CVDec 17, 2022

Improving Unsupervised Video Object Segmentation with Motion-Appearance Synergy

arXiv:2212.08816v11 citationsh-index: 48
Originality Incremental advance
AI Analysis

This work improves segmentation accuracy for video analysis applications, but it is incremental as it builds on existing motion-based methods.

The paper tackles the problem of unsupervised video object segmentation by addressing misleading motion cues, achieving an 8.3% improvement on the DAVIS16 benchmark.
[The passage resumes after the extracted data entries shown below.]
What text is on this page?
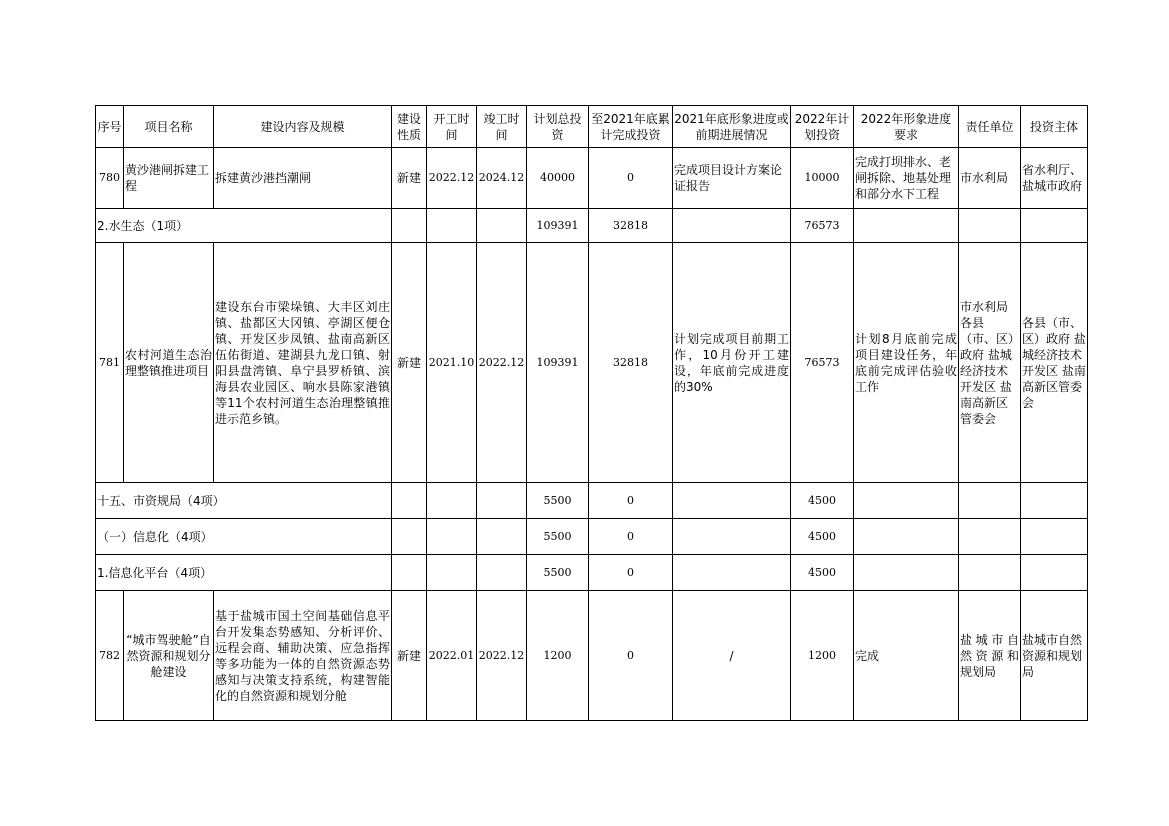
序号	项目名称	建设内容及规模	建设性质	开工时间	竣工时间	计划总投资	至2021年底累计完成投资	2021年底形象进度或前期进展情况	2022年计划投资	2022年形象进度要求	责任单位	投资主体
780	黄沙港闸拆建工程	拆建黄沙港挡潮闸	新建	2022.12	2024.12	40000	0	完成项目设计方案论证报告	10000	完成打坝排水、老闸拆除、地基处理和部分水下工程	市水利局	省水利厅、盐城市政府
2.水生态（1项）						109391	32818		76573			
781	农村河道生态治理整镇推进项目	建设东台市梁垛镇、大丰区刘庄镇、盐都区大冈镇、亭湖区便仓镇、开发区步凤镇、盐南高新区伍佑街道、建湖县九龙口镇、射阳县盘湾镇、阜宁县罗桥镇、滨海县农业园区、响水县陈家港镇等11个农村河道生态治理整镇推进示范乡镇。	新建	2021.10	2022.12	109391	32818	计划完成项目前期工作，10月份开工建设，年底前完成进度的30%	76573	计划8月底前完成项目建设任务，年底前完成评估验收工作	市水利局 各县（市、区）政府 盐城经济技术开发区 盐南高新区管委会	各县（市、区）政府 盐城经济技术开发区 盐南高新区管委会
十五、市资规局（4项）						5500	0		4500			
（一）信息化（4项）						5500	0		4500			
1.信息化平台（4项）						5500	0		4500			
782	“城市驾驶舱”自然资源和规划分舱建设	基于盐城市国土空间基础信息平台开发集态势感知、分析评价、远程会商、辅助决策、应急指挥等多功能为一体的自然资源态势感知与决策支持系统，构建智能化的自然资源和规划分舱	新建	2022.01	2022.12	1200	0	/	1200	完成	盐城市自然资源和规划局	盐城市自然资源和规划局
We present IMAS, a method that segments the primary objects in videos without manual annotation in training or inference. Previous methods in unsupervised video object segmentation (UVOS) have demonstrated the effectiveness of motion as either input or supervision for segmentation. However, motion signals may be uninformative or even misleading in cases such as deformable objects and objects with reflections, causing unsatisfactory segmentation. In contrast, IMAS achieves Improved UVOS with Motion-Appearance Synergy. Our method has two training stages: 1) a motion-supervised object discovery stage that deals with motion-appearance conflicts through a learnable residual pathway; 2) a refinement stage with both low- and high-level appearance supervision to correct model misconceptions learned from misleading motion cues. Additionally, we propose motion-semantic alignment as a model-agnostic annotation-free hyperparam tuning method. We demonstrate its effectiveness in tuning critical hyperparams previously tuned with human annotation or hand-crafted hyperparam-specific metrics. IMAS greatly improves the segmentation quality on several common UVOS benchmarks. For example, we surpass previous methods by 8.3% on DAVIS16 benchmark with only standard ResNet and convolutional heads. We intend to release our code for future research and applications.